At the hospital, House walks tentatively into a female coma patient's room. Certain that there's no one to witness him, he surveys the various gifts well-wishers have dropped off for the woman, picking up a couple of stuffed animals, as Wilson walks in.
"Which of these says, 'I want to sleep with you' more: penguin or beaver?," House asks Wilson. Wilson wants to know what he's done to Cuddy that was so bad he's got to pilfer through a coma patient's room to find an appropriately conciliatory gift. House says that he and Cuddy are fine, happy even. And that's why he's worried.
"We're in the honeymoon period. Our brains are flooded with endorphins. But when she snaps out of it, where does that leave us?" House thinks that his relationship with Cuddy is doomed due to their lack of common interests and compatibility.
"So, instead of enjoying the honeymoon phase, you've decided to skip it entirely?," Wilson asks him. House has a plan: "I need to find something that we both like doing, besides each other."
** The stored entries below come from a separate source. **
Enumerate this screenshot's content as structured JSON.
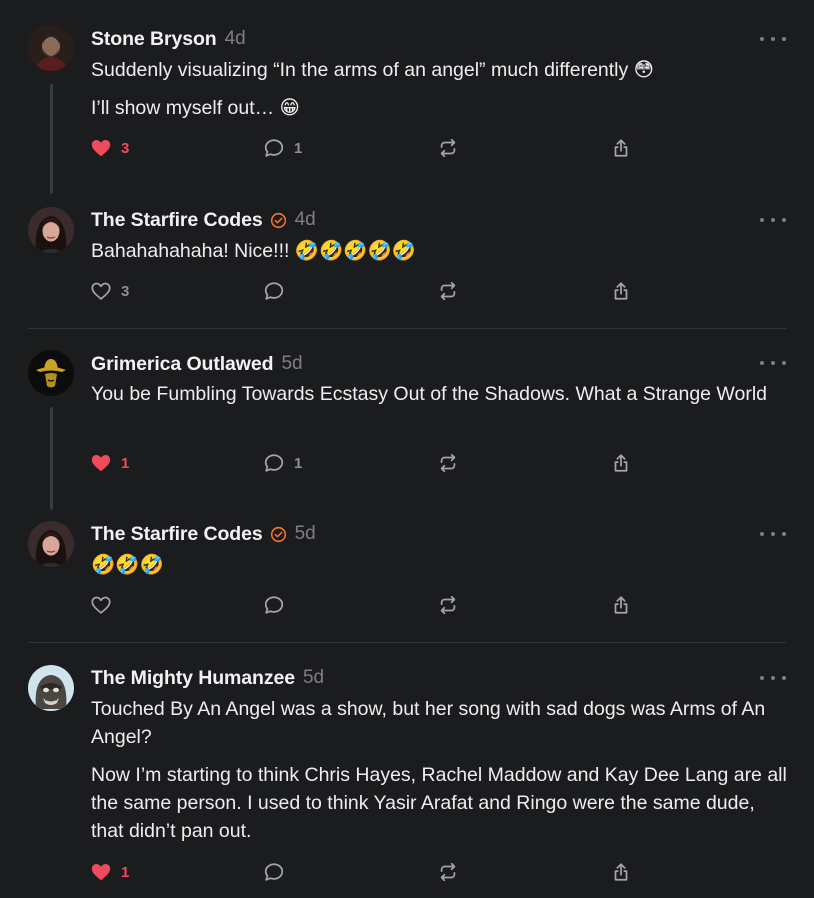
{
  "posts": [
    {
      "author": "Stone Bryson",
      "time": "4d",
      "verified": false,
      "paragraphs": [
        "Suddenly visualizing “In the arms of an angel” much differently 😳",
        "I’ll show myself out… 😁"
      ],
      "likes": "3",
      "liked": true,
      "comments": "1",
      "avatar_icon": "bearded-man-avatar"
    },
    {
      "author": "The Starfire Codes",
      "time": "4d",
      "verified": true,
      "paragraphs": [
        "Bahahahahaha! Nice!!! 🤣🤣🤣🤣🤣"
      ],
      "likes": "3",
      "liked": false,
      "comments": "",
      "avatar_icon": "woman-avatar"
    },
    {
      "author": "Grimerica Outlawed",
      "time": "5d",
      "verified": false,
      "paragraphs": [
        "You be Fumbling Towards Ecstasy Out of the Shadows. What a Strange World"
      ],
      "likes": "1",
      "liked": true,
      "comments": "1",
      "avatar_icon": "cowboy-hat-avatar"
    },
    {
      "author": "The Starfire Codes",
      "time": "5d",
      "verified": true,
      "paragraphs": [
        "🤣🤣🤣"
      ],
      "likes": "",
      "liked": false,
      "comments": "",
      "avatar_icon": "woman-avatar"
    },
    {
      "author": "The Mighty Humanzee",
      "time": "5d",
      "verified": false,
      "paragraphs": [
        "Touched By An Angel was a show, but her song with sad dogs was Arms of An Angel?",
        "Now I’m starting to think Chris Hayes, Rachel Maddow and Kay Dee Lang are all the same person. I used to think Yasir Arafat and Ringo were the same dude, that didn’t pan out."
      ],
      "likes": "1",
      "liked": true,
      "comments": "",
      "avatar_icon": "ape-mask-avatar"
    }
  ],
  "colors": {
    "background": "#1b1c1e",
    "like": "#ef4b5d",
    "verified": "#f2762e",
    "muted": "#7e7f84"
  }
}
But first Wilson wants him to go down the E.R.: there's someone there he'll want to see. Alice is in the emergency room, telling the nurse that she's fine, as House pulls back the curtain. He's a huge Jack Cannon fan.
"Really? My fans tend to be overly annoying teenaged girls," she tells him, as he shines a light in her eyes. He wants to know about her latest book, but she won't talk about it. "I'll make you a deal," Alice says. "You finish this exam quickly, and I'll answer one question." House takes the deal, but his question has nothing to do with the novels.
"Why'd you try to kill yourself?," he asks. He's noticed the gun powder burns on her face. Alice is taken aback and gets up to leave. She doesn't get far. House announces to the staff that Alice is now on a 72-hour psychiatric hold.
It's late in the evening, but House has called the team in to work on Alice's case. "You called us back to work because a lady might have had a seizure?," Taub asks. House tells them about the suicide attempt, but they're still unimpressed with the case. He admits it's because he loves her books.